Estar em uma gira de Umbanda é uma responsabilidade grande, pois ali não estamos sós. Estamos acompanhados de nossos irmãos-de-fé e de toda uma gama de energias e espíritos, que se não estiverem adequadamente sintonizados e harmonizados, abrem brechas para outras energias, indesejadas, daninhas e que se beneficiam da fragilidade que porventura apareça.
Estar em uma gira de Umbanda é, sobretudo, estar doando um pouco de si mesmo. Aquele que se propõe a trabalhar na Umbanda acreditando que receberá benefícios está redondamente enganado. Ele irá doar mais do que receber: irá doar seu tempo de descanso, de lazer, de família. Não receberá aplausos nem recompensas materiais (embora muitos esperem isso). Porém receberá o mais valioso dos tesouros, a oportunidade de aprimorar o próprio espírito através da prática da caridade.
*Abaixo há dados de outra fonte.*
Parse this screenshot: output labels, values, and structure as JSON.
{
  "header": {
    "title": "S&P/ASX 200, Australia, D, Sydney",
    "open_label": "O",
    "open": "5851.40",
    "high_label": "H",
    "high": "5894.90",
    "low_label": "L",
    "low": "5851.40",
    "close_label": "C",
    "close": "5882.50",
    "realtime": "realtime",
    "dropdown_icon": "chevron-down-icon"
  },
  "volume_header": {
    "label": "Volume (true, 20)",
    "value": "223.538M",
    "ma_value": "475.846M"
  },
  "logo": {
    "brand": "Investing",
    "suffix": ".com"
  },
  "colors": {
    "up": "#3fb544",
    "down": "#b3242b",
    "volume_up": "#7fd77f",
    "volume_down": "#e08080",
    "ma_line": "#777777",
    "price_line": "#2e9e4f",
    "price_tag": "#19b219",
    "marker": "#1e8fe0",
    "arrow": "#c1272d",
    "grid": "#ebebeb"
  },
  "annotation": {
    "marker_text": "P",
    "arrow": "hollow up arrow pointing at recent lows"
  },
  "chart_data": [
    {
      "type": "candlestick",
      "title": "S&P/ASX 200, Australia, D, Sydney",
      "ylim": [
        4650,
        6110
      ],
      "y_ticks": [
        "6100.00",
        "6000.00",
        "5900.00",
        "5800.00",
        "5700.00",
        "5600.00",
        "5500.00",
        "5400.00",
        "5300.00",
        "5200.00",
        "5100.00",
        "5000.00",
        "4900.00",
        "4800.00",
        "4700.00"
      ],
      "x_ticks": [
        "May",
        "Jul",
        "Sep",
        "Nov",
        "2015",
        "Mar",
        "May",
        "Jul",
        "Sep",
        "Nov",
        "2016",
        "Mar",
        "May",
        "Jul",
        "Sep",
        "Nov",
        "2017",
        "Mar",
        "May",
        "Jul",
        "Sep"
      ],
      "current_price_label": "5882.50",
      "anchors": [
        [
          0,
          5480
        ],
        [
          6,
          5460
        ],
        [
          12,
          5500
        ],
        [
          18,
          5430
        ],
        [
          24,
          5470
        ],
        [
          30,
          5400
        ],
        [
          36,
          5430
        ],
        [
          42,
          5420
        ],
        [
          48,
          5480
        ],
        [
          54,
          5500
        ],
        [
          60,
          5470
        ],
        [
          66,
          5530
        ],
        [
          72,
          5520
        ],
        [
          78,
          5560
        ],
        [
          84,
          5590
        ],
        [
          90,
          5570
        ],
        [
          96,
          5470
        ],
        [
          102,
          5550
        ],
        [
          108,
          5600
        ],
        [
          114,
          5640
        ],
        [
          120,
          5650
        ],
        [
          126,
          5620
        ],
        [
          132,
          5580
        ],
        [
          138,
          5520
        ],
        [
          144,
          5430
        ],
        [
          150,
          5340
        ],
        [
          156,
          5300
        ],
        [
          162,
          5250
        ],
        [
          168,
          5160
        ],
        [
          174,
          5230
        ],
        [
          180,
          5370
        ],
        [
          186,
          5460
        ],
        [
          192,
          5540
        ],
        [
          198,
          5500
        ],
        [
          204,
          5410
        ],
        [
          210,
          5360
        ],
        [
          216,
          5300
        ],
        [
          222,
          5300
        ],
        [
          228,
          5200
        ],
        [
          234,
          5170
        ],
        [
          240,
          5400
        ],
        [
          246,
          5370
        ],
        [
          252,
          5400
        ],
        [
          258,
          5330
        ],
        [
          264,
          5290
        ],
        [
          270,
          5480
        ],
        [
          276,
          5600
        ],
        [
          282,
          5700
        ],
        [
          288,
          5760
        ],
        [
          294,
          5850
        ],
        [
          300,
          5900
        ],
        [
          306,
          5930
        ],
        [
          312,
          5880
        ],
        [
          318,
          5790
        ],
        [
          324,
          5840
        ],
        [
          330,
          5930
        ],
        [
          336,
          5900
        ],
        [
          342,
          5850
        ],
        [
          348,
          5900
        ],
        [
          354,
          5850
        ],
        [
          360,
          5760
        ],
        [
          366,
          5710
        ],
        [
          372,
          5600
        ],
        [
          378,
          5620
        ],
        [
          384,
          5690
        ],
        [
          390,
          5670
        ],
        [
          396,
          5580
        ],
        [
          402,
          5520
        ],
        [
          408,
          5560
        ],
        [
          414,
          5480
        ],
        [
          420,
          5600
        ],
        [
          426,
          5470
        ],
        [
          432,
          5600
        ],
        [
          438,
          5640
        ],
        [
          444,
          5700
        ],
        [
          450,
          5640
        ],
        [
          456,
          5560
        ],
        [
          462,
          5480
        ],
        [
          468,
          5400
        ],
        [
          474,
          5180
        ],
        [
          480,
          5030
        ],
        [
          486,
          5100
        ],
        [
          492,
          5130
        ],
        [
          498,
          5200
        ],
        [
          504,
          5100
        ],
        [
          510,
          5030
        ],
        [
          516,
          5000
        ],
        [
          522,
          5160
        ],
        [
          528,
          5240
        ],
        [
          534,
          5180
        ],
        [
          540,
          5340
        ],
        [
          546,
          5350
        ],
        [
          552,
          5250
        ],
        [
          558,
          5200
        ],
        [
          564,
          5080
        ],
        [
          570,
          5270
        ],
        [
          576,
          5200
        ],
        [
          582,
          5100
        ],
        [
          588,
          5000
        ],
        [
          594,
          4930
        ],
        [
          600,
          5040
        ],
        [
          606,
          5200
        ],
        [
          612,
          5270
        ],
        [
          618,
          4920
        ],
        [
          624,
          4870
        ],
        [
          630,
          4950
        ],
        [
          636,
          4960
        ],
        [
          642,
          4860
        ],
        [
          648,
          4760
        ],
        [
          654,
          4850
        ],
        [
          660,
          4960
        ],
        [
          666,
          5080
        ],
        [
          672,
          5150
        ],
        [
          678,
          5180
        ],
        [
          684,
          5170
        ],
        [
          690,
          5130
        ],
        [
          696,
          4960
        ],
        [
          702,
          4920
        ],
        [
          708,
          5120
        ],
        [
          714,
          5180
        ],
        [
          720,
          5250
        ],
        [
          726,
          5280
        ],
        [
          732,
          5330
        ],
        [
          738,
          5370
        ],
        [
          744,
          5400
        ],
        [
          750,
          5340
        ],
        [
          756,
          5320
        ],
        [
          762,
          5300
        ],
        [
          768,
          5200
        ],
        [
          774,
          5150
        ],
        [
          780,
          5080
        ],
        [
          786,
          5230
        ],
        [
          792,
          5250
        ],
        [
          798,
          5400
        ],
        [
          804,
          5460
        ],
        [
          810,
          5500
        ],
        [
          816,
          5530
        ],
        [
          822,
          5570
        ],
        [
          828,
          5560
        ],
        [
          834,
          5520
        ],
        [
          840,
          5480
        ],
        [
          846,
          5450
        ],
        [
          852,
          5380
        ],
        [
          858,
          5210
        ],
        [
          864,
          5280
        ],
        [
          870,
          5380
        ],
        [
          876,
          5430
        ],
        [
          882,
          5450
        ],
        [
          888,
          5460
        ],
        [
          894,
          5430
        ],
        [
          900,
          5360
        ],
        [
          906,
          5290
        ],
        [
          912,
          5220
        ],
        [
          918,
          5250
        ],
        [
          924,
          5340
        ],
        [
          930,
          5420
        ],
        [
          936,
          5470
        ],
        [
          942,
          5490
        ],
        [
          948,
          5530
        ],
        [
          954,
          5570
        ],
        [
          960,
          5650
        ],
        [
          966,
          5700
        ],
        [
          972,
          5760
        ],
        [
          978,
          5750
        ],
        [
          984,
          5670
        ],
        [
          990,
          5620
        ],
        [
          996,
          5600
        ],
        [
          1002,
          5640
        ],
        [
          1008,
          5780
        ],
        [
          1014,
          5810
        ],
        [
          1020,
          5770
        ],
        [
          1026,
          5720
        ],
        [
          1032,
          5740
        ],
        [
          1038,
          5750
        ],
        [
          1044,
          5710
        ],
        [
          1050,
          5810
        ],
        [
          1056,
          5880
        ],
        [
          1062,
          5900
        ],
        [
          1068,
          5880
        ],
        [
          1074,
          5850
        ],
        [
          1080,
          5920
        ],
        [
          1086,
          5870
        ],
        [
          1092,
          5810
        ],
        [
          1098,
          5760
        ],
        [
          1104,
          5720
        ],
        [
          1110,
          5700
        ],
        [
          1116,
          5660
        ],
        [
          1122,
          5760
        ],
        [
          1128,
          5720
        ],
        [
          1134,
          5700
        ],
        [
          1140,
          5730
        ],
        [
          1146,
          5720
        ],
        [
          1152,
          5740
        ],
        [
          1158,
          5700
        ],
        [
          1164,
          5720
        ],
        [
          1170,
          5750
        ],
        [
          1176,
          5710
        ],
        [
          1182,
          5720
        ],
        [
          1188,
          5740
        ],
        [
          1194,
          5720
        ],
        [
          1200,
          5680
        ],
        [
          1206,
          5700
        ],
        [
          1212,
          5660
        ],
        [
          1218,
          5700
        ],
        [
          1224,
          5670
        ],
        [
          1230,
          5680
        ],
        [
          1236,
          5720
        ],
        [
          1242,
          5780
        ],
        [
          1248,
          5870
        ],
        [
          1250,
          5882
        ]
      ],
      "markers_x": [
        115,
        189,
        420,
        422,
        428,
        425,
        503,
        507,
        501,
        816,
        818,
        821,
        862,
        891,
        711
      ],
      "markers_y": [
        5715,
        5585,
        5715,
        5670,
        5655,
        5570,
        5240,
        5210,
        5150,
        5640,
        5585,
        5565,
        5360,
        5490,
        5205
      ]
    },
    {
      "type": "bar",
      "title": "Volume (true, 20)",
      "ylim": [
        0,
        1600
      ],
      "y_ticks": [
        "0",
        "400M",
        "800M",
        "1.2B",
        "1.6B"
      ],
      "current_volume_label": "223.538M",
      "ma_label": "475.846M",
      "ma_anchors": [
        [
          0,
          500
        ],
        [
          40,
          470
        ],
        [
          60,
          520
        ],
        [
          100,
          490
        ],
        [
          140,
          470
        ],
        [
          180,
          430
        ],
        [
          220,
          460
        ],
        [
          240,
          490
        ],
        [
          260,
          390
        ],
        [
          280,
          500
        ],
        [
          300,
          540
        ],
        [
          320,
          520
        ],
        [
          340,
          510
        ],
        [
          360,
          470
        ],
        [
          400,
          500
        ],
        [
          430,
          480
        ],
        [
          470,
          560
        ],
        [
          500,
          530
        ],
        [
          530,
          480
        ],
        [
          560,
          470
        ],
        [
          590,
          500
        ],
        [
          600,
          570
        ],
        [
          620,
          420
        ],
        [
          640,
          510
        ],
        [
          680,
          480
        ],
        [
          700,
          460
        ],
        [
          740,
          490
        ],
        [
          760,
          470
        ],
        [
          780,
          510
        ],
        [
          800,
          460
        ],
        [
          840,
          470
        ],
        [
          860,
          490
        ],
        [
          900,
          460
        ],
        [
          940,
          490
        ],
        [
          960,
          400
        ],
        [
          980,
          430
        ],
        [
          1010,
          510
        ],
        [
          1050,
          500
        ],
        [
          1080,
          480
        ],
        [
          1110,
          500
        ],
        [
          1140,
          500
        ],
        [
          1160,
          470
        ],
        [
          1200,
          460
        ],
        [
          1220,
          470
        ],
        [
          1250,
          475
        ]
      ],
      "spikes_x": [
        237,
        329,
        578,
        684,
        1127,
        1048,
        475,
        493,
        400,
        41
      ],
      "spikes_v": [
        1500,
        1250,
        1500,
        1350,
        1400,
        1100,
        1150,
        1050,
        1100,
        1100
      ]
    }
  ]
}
Mas para receber essa recompensa é necessário merecê-la. É necessário estar de coração aberto e alma limpa durante o tempo que dura a gira de Umbanda.
Será que todos os membros da corrente são amigos e se amam verdadeiramente como irmãos, como prega a religião?
Seria hipocrisia responder que sim. Sabemos muito bem que temos afinidades e preferências. Alguns simpatizam mais com Fulano, outros mais com Beltrano. É natural que essas diferenças existam – justamente porque existe a diversidade, qualidade que provavelmente a Umbanda é uma das poucas religiões que respeita. O que não podemos deixar é que essas afinidades se tornem fator de desarmonia (já que as afinidades existem justamente para harmonizar os grupos). Sábio é o umbandista que entende que quando está “à paisana” (fora do horário da gira), tem todo o direito de ter suas preferências, mas que ali, enquanto rufam os atabaques, todos, sem exceção, são irmãos e iguais – ninguém é mais médium que outro, nem suas entidades são mais poderosas. Cada qual tem sua importância e valor e infeliz é aquele que não percebe isso.
É preciso também que o umbandista aprenda a olhar mais para o seu interior do que para o seu irmão-de-fé. Ele está ali como um trabalhador espiritual, alguém que se doa, alguém disposto a praticar a caridade e ser instrumento da espiritualidade no sentido de auxiliar os necessitados, encarnados e desencarnados. Ele não é um fiscal do seu irmão-de-fé, da gira e nem mesmo (e principalmente) das entidades que vêm em Terra para trabalhar na caridade. Cada filho de Umbanda deve, durante os trabalhos, preocupar-se em fazer a sua parte da melhor forma possível. Se cada um cuidar da qualidade do seu desempenho, a gira correrá tranquilamente. No entanto, se ele adentrar o terreiro já com o olhar crítico para com seu irmão, conseguirá desestabilizar não somente aquele(s) a quem observa e critica, mas a si mesmo e comprometerá todo o trabalho.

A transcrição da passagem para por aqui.